In fact, the most negative interpretation of the statistical model the two created indicates that it would take approximately 5000 downloads to displace the sale of "just one physical CD," the CNET report noted, adding that other factors have contributed to the music industry's slump, such as "lower household spending during the recession, and increased competition from other entertainment forms such as DVDs and video games." Over the past five years, sales of DVDs and video games have skyrocketed as music sales languished, indicating that record labels' biggest competitors are often sibling home-entertainment companies within larger media conglomerates.
The Recording Industry Association of America (RIAA) dismissed the significance of Oberholzer's and Strumpf's findings. "Our own surveys show that those who are downloading more are buying less," said RIAA spokeswoman Amy Weiss.

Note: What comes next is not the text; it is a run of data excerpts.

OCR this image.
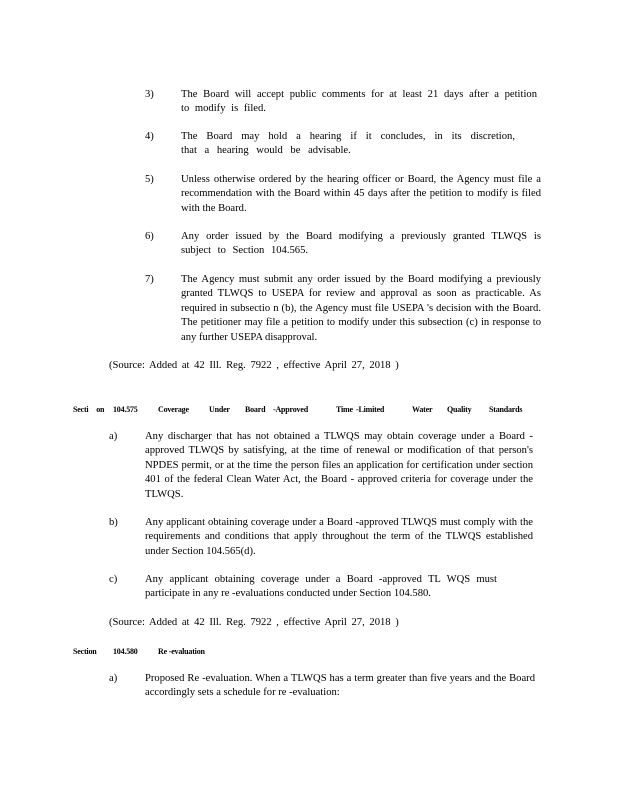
3)	The Board will accept public comments for at least 21 days after a petition to modify is filed.
4)	The Board may hold a hearing if it concludes, in its discretion, that a hearing would be advisable.
5)	Unless otherwise ordered by the hearing officer or Board, the Agency must file a recommendation with the Board within 45 days after the petition to modify is filed with the Board.
6)	Any order issued by the Board modifying a previously granted TLWQS is subject to Section 104.565.
7)	The Agency must submit any order issued by the Board modifying a previously granted TLWQS to USEPA for review and approval as soon as practicable. As required in subsectio n (b), the Agency must file USEPA 's decision with the Board. The petitioner may file a petition to modify under this subsection (c) in response to any further USEPA disapproval.
(Source: Added at 42 Ill. Reg. 7922 , effective April 27, 2018 )
Secti on 104.575	Coverage	Under Board -Approved	Time -Limited	Water Quality Standards
a)	Any discharger that has not obtained a TLWQS may obtain coverage under a Board -approved TLWQS by satisfying, at the time of renewal or modification of that person's NPDES permit, or at the time the person files an application for certification under section 401 of the federal Clean Water Act, the Board - approved criteria for coverage under the TLWQS.
b)	Any applicant obtaining coverage under a Board -approved TLWQS must comply with the requirements and conditions that apply throughout the term of the TLWQS established under Section 104.565(d).
c)	Any applicant obtaining coverage under a Board -approved TL WQS must participate in any re -evaluations conducted under Section 104.580.
(Source: Added at 42 Ill. Reg. 7922 , effective April 27, 2018 )
Section 104.580	Re -evaluation
a)	Proposed Re -evaluation. When a TLWQS has a term greater than five years and the Board accordingly sets a schedule for re -evaluation:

That may be true in North America, but definitely not down under, according to a March 28 opinion piece in the Sydney Morning Herald by broadcaster Steve Cannane, who argues that the Australian Recording Industry Association (ARIA) enjoyed "its best year ever" in 2003, but doesn't want the public to know about it.
The recording industry has continually argued that file sharing and CD burning cannibalize CD sales, but "their own sales figures don't back up their arguments," Cannane writes, quoting research done by finance reporter Peter Martin, who found that unit sales of music recordings in all formats topped 65 million in Australia for the first time last year. Sales figures rose steadily from 39.6 million CD albums sold in 1998 to 50.5 million in 2002—a period in which file sharing went from obscure activity to household word.

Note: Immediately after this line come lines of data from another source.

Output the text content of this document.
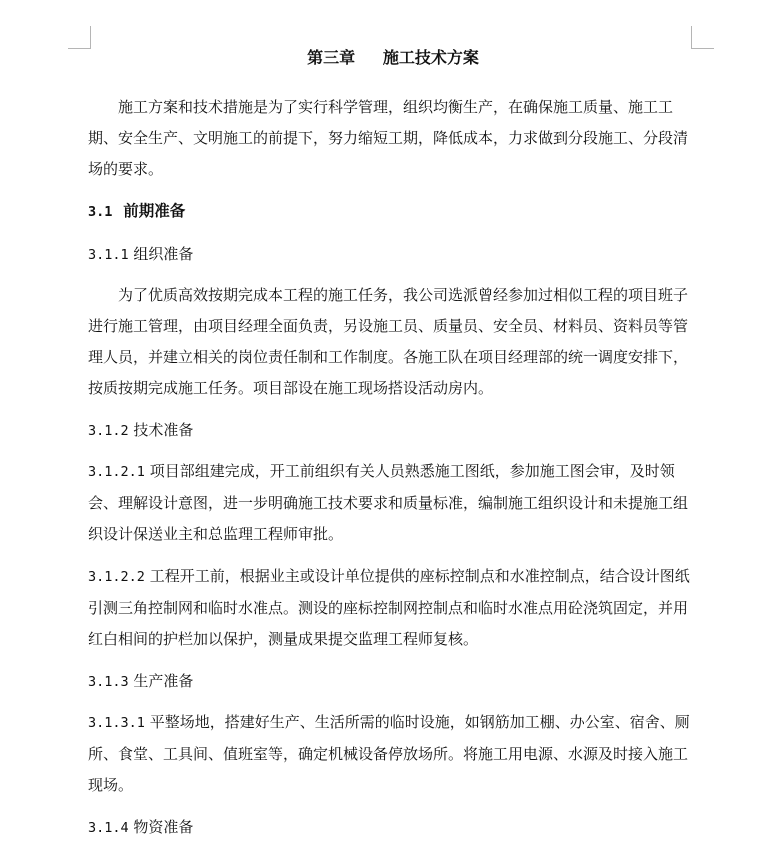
第三章     施工技术方案

施工方案和技术措施是为了实行科学管理，组织均衡生产，在确保施工质量、施工工期、安全生产、文明施工的前提下，努力缩短工期，降低成本，力求做到分段施工、分段清场的要求。

3.1 前期准备
3.1.1 组织准备

为了优质高效按期完成本工程的施工任务，我公司选派曾经参加过相似工程的项目班子进行施工管理，由项目经理全面负责，另设施工员、质量员、安全员、材料员、资料员等管理人员，并建立相关的岗位责任制和工作制度。各施工队在项目经理部的统一调度安排下，按质按期完成施工任务。项目部设在施工现场搭设活动房内。

3.1.2 技术准备

3.1.2.1 项目部组建完成，开工前组织有关人员熟悉施工图纸，参加施工图会审，及时领会、理解设计意图，进一步明确施工技术要求和质量标准，编制施工组织设计和未提施工组织设计保送业主和总监理工程师审批。

3.1.2.2 工程开工前，根据业主或设计单位提供的座标控制点和水准控制点，结合设计图纸引测三角控制网和临时水准点。测设的座标控制网控制点和临时水准点用砼浇筑固定，并用红白相间的护栏加以保护，测量成果提交监理工程师复核。

3.1.3 生产准备

3.1.3.1 平整场地，搭建好生产、生活所需的临时设施，如钢筋加工棚、办公室、宿舍、厕所、食堂、工具间、值班室等，确定机械设备停放场所。将施工用电源、水源及时接入施工现场。

3.1.4 物资准备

Last year, album sales rose 7.85% in Australia, but CD singles declined 16.5%. Rather than celebrate its overall success, the ARIA chose to emphasize the drop in singles because that statistic bolsters its campaign against file-sharing. And even the singles figure is misleading, Cannane argues, because the recording industry isn't issuing as many singles as it once did. "In the US," he states, "singles have virtually disappeared from sale." Music fans over the age of 45—in other words, those with disposable income—tend to buy more CDs after hearing new recordings via file sharing, in Cannane's view.

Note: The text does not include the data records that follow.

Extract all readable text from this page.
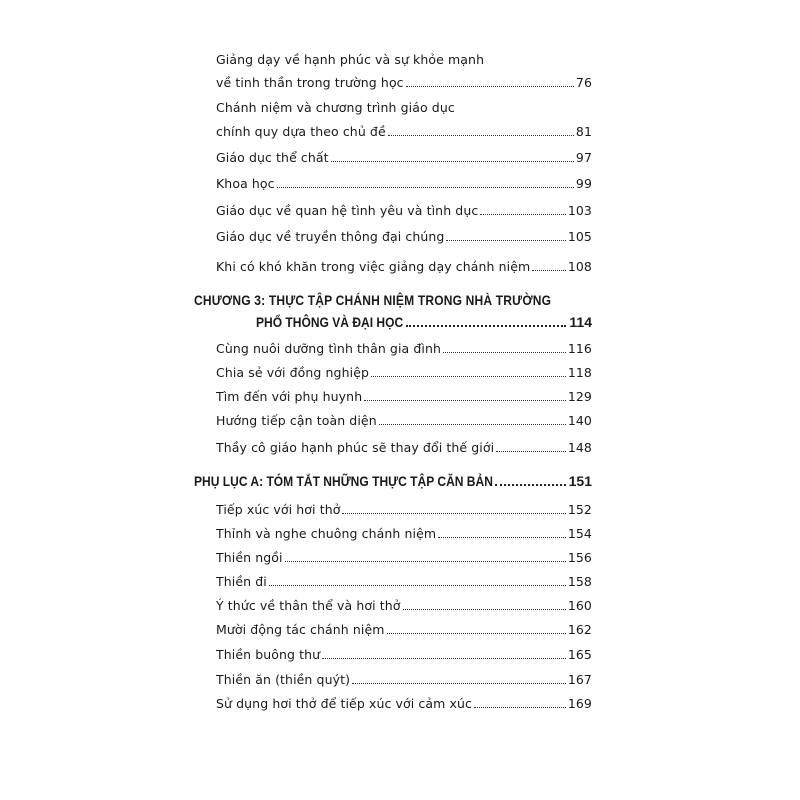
Giảng dạy về hạnh phúc và sự khỏe mạnh
về tinh thần trong trường học	76
Chánh niệm và chương trình giáo dục
chính quy dựa theo chủ đề	81
Giáo dục thể chất	97
Khoa học	99
Giáo dục về quan hệ tình yêu và tình dục	103
Giáo dục về truyền thông đại chúng	105
Khi có khó khăn trong việc giảng dạy chánh niệm	108
CHƯƠNG 3: THỰC TẬP CHÁNH NIỆM TRONG NHÀ TRƯỜNG
PHỔ THÔNG VÀ ĐẠI HỌC	114
Cùng nuôi dưỡng tình thân gia đình	116
Chia sẻ với đồng nghiệp	118
Tìm đến với phụ huynh	129
Hướng tiếp cận toàn diện	140
Thầy cô giáo hạnh phúc sẽ thay đổi thế giới	148
PHỤ LỤC A: TÓM TẮT NHỮNG THỰC TẬP CĂN BẢN	151
Tiếp xúc với hơi thở	152
Thỉnh và nghe chuông chánh niệm	154
Thiền ngồi	156
Thiền đi	158
Ý thức về thân thể và hơi thở	160
Mười động tác chánh niệm	162
Thiền buông thư	165
Thiền ăn (thiền quýt)	167
Sử dụng hơi thở để tiếp xúc với cảm xúc	169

If accurate, his take on the situation supports the sentiment often expressed in this publication that "downloads are the greatest promotional tool ever devised." As Cannane puts it, "Maybe it's the record industry that's getting a free ride from file sharing—a massive marketing system that allows music lovers to get exposed to all kinds of music without the record industry having to pay a cent."
It's an argument that will never be won by either side, but blaming declining sales on downloads and CD burning makes for easy rationalization among music industry executives when downsizing season approaches. On March 31, London's Financial Times reported that EMI Group PLC would cut 1500 jobs from its record label's workforce. Also to be sent packing were an undisclosed number of "underperforming artists." The move follows a similar cut last year, in which 1900 EMI workers lost their jobs. The latest cut could save the world's third-largest music label $91 million annually, according to the report.